Theresa May gets dose of buyer’s remorse but without returns policy on Border issue
British leader signed up to set of binding commitments
British prime minister Theresa May: with the publication of the EU’s draft withdrawal agreement, slow-moving chickens have come home to roost over Irish Border. Photograph: PA
There was always a strong suspicion back in December that British prime minister Theresa May was perhaps more interested in getting on to the next phase of Brexit talks than in the detail of what she was signing up to.
Maybe she didn’t realise, or, if she did, didn’t care, that her commitments to avoid a hard border were contradictory, or as some described them, a “fudge”.
Or maybe it was that British affection for the Belfast Agreement was perhaps being oversold?
Nevertheless, she signed up to a set of binding commitments that included the fallback option of a special deal for Northern Ireland that would mean customs posts down the Irish Sea. And now, with the publication of the EU’s draft withdrawal agreement, these slow-moving chickens have come home to roost.

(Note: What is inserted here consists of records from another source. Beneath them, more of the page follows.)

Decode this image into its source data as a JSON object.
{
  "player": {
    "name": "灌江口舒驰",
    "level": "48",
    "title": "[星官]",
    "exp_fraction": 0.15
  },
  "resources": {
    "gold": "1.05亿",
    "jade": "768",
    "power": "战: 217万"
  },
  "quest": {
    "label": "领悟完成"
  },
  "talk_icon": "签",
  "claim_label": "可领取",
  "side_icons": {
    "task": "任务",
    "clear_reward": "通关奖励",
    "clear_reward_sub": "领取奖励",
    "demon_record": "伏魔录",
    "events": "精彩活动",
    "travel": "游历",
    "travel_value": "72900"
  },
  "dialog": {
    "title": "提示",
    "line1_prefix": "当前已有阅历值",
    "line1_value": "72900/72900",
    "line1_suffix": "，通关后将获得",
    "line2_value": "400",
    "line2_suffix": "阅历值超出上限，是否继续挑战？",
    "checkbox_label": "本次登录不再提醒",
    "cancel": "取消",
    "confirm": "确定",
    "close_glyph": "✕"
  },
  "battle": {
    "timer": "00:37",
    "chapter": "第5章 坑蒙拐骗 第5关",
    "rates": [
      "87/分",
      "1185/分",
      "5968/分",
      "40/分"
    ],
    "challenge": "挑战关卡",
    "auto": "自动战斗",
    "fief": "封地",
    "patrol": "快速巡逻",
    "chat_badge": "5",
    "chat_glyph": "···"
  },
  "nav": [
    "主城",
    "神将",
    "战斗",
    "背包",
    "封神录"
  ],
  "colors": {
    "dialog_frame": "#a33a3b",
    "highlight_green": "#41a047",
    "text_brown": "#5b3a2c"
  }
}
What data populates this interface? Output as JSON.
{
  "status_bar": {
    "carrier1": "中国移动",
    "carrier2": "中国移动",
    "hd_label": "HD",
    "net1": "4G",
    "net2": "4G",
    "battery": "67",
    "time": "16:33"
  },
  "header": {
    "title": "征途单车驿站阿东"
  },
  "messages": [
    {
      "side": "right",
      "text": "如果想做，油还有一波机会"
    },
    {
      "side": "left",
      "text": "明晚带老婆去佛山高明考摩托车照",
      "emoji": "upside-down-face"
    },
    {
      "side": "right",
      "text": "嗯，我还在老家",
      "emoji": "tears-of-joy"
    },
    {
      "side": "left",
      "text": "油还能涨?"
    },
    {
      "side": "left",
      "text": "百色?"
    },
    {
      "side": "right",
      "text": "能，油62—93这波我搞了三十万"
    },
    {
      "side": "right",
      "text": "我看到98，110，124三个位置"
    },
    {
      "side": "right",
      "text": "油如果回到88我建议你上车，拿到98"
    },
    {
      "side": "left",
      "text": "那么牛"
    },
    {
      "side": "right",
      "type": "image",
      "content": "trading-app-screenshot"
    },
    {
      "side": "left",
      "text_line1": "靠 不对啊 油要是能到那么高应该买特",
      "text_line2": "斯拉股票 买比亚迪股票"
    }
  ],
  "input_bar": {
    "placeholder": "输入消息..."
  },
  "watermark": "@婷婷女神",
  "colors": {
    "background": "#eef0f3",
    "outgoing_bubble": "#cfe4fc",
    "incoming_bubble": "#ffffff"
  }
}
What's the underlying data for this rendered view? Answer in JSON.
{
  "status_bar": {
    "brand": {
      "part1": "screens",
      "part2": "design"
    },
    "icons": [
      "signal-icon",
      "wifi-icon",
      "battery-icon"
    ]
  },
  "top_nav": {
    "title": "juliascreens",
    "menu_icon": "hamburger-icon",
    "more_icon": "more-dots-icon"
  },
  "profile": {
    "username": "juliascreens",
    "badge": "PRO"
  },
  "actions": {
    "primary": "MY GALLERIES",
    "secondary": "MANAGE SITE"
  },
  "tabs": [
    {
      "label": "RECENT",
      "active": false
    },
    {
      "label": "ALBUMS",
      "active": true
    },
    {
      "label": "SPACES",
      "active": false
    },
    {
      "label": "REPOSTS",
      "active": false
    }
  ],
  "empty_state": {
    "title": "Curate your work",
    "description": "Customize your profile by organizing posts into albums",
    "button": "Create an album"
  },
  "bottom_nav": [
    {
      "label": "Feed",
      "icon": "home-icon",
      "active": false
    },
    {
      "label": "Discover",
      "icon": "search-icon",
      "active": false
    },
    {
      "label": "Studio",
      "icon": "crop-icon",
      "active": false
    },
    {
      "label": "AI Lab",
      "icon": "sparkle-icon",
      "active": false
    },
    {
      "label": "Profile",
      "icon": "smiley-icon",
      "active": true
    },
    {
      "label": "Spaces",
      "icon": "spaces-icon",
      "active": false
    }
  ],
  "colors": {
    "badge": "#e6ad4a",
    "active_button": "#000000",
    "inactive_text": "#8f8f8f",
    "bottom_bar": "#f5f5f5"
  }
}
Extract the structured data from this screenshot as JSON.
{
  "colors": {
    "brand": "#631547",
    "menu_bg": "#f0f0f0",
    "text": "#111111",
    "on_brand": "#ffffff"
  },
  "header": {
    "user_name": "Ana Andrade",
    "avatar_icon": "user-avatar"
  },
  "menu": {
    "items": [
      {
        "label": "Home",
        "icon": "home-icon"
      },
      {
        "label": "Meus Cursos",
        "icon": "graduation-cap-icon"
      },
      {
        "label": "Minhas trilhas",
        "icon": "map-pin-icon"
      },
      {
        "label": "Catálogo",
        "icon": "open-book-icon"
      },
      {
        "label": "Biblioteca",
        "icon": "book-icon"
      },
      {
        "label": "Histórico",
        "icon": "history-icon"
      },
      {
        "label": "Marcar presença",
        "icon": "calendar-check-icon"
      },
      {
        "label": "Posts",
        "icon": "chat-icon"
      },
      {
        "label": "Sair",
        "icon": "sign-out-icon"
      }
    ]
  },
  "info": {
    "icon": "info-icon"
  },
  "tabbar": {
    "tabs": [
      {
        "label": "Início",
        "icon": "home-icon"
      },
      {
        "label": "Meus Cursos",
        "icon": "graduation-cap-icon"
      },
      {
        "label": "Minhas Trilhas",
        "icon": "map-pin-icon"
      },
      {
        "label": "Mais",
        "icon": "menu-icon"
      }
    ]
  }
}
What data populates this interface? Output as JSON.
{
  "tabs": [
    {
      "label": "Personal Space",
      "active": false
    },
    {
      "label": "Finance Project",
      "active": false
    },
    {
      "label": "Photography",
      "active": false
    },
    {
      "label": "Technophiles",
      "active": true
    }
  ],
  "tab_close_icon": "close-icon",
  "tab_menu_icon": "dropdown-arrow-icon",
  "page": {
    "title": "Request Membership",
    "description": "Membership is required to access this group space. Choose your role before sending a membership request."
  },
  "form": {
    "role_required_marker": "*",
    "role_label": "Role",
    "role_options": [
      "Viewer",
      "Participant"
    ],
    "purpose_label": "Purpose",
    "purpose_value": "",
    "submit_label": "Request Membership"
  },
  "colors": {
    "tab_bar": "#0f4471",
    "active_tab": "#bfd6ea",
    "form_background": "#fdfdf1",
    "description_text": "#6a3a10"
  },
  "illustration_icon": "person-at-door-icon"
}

We have now a serious case of buyers’ remorse, and there is no returns policy to fall back on. Dublin and the 27 are saying to her that she must deliver on her promises.
The rising clamour from Tory backbenches against the Belfast Agreement will also be causing serious concerns in Dublin.
Yesterday, moreover, EU chief negotiator Michel Barnier explicitly for the first time confirmed unionists’ fears by admitting that, yes, if no future full trade deal with full-blown regulatory alignment can be agreed between the EU and the UK, then the “fallback” would come into play .
And there would have to be “controls” at Northern ports and airports on goods moving into Northern Ireland from the rest of the UK, which Barnier insisted would not be a “border”.
To sugar the pill an EU official mentioned current controls on plant health as an example of treating Northern Ireland as being regulatory apart .
Both the UK and the EU hope it won’t come to this, but the truth is that the preferred border option one, a comprehensive free trade deal, remains pretty unlikely unless Jeremy Corbyn’s embrace of a customs union forces a Tory U-turn.
It is only referred to as an aspiration in the agreement, though Barnier has promised the “fallback” position will be abandoned if a better deal can eventually be achieved.
Closer examination of the detail of the regime proposed for the all-island “common regulatory area” will, one suspects, fuel unionist rage even further
And closer examination of the detail of the regime proposed for the all-island “common regulatory area” will, one suspects, fuel unionist rage even further. It has something of the joint administration qualities of the Belfast Agreement’s provisions, with the EU substituting for the Republic on the proposed joint committee that will oversee implementation.
And that implementation will be accountable to the EU’s legal institutions like the European Court of Justice and its anti-fraud unit, Olaf.
The EU 27 are adamant that the UK’s signing up to an agreed version of the withdrawal agreement is a prerequisite for progress on talks on the future relationship.
Ministers signed up to what Irish diplomats call a “no backsliding” clause back in December precisely to prevent agreed issues again becoming the subject of renegotiation.
And they will agree at the end of March to negotiating guidelines for the future relationship – trade talks – as long as they are assured “sufficient progress” is being made on the withdrawal agreement and the transition deal which is part of it.
That means that May has a couple of months at least to prevaricate over the Border and other disputed issues before the crunch comes and the DUP pulls the plug on her. Time perhaps for Corbyn to shift the parliamentary arithmetic.
But the crunch will come, at some stage before the autumn. And London will have to decide which horse to ride.